Мария благородна и строга, как и у Альбертинелли, однако движения ее изящнее, а ангел так прекрасен, как под силу было бы его выполнить одному лишь Леонардо — со всем очарованием юношеской мечтательности в наклоненной слегка вперед и набок голове. Он произносит свои слова приветствия и протягивает руку к изумленной Деве, одновременно преклоняя колено. Вот полное благоговения приветствие на расстоянии — ничего общего с той бурно врывающейся школьницей, как у Гирландайо или Лоренцо ди Креди. И — впервые со времен готики — ангел является на облаке. На священное изображение вновь допускается чудесное. Заданный тон мечтательности находит ответ и продолжение в двух сопровождающих фигурах ангелов с вьющимися волосами и мягкими тенями, лежащими у глаз.
Вразрез с принятым расположением Мария стоит слева, а ангел появляется справа. Быть может, Андреа было желательно, чтобы вытянутая вперед (правая) рука не закрывала тела. Только теперь — и именно поэтому — фигура приобретает полную выразительную ясность. Рука обнажена, как и ноги сопровождающих ангелов, и рисунок явственно обнаруживает ученика Микеланджело. Левая рука держит стебель лилии совершенно по-микеланджеловски.
Картина еще не вполне свободна от отвлекающих деталей, однако архитектура заднего плана превосходна и нова. Она укрепляет фигуры и связывает их между собой. Линии пейзажа также принимают участие в общем движении.
В Палаццо Питти имеется еще одно «Благовещение», относящееся к позднему периоду Андреа (1528); первоначально написанное в люнете, ныне оно дополнено до прямоугольника (рис. 124 {22}). Здесь со всей очевидностью раскрывается противоположность того, чем был художник в начале и в конце своего пути. Далеко превосходя первую композицию по живописной виртуозности, это второе изображение обнаруживает тем не менее пустоту выражения, и тут уж нас не введет в обман никакое волшебство по части разработки воздуха и драпировок.
В «Мадонне с гарпиями» [Уффици] (рис. 125) Мария предстает перед нами зрелой женщиной, а Андреа — зрелым художником. Это самая благородная из всех флорентийских Мадонн, царственная в подаче себя, исполненная самосознания, а потому она совершенно несхожа с Рафаэлевой «Сикстинской Мадонной», которая вовсе о себе не думает.
Подобная статуе, стоит она на постаменте и смотрит вниз. Мальчик виснет у нее на шее, а она без каких-либо усилий удерживает весомую ношу на одной руке. Другая рука, удерживающая опертую на бедро книгу, спускается вниз. Также и это — мотив монументального стиля. Ничего материнского и задушевного, никакой жанровой игры с книгой, одна идеальная поза. Да в ней она и не смогла бы читать — не смогла бы даже захотеть читать.
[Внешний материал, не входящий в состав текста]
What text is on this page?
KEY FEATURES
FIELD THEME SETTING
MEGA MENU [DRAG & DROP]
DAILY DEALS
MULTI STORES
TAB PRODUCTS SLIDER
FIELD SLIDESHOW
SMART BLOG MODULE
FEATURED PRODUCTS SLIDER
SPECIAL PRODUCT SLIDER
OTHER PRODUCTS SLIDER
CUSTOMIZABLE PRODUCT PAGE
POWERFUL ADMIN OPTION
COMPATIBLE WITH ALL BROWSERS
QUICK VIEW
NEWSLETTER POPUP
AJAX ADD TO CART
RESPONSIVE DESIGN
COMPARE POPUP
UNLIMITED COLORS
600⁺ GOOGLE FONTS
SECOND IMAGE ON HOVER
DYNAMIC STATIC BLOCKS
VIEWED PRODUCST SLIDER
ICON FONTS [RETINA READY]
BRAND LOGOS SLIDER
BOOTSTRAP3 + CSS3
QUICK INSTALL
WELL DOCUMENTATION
То, как широко лежит рука на корешке книги, является особенно прекрасным примером величественного жеста чинквеченто[106]
.Сопровождающие святые — Франциск и евангелист Иоанн — наделены богатым движением, однако находятся в подчиненном Мадонне положении уже хотя бы потому, что даны в профиль. Тесно сдвинутые друг к другу, вместе фигуры образуют единый комплекс, и богатая содержанием группа обретает дополнительную мощь вследствие пространственного соотношения: ни клочка излишнего пространства, тела повсюду примыкают к краям картины. Замечательно, что никакого впечатления обуженности при этом не возникает. В ряду средств, способствующих этому — пара уходящих вверх пилястров.
К скульптурному богатству добавляется еще и живописное богатство изображения. Андреа старается отобрать у наших глаз такие силуэты, вдоль которых можно было бы скользить взором, и вместо сплошных линий предлагает только отдельные светлые выпуклые поверхности. Из полутьмы то там, то тут выступает освещенная часть, чтобы тут же вновь погрузиться в тень. Равномерное и отчетливое развитие форм на свету прекращается. Глаз оказывается пребывающим в постоянном пленяющем движении, в результате чего возникает воплощенное в пространстве телесное впечатление, естественным образом одерживающее победу над всем более ранним богатством плоскостного стиля.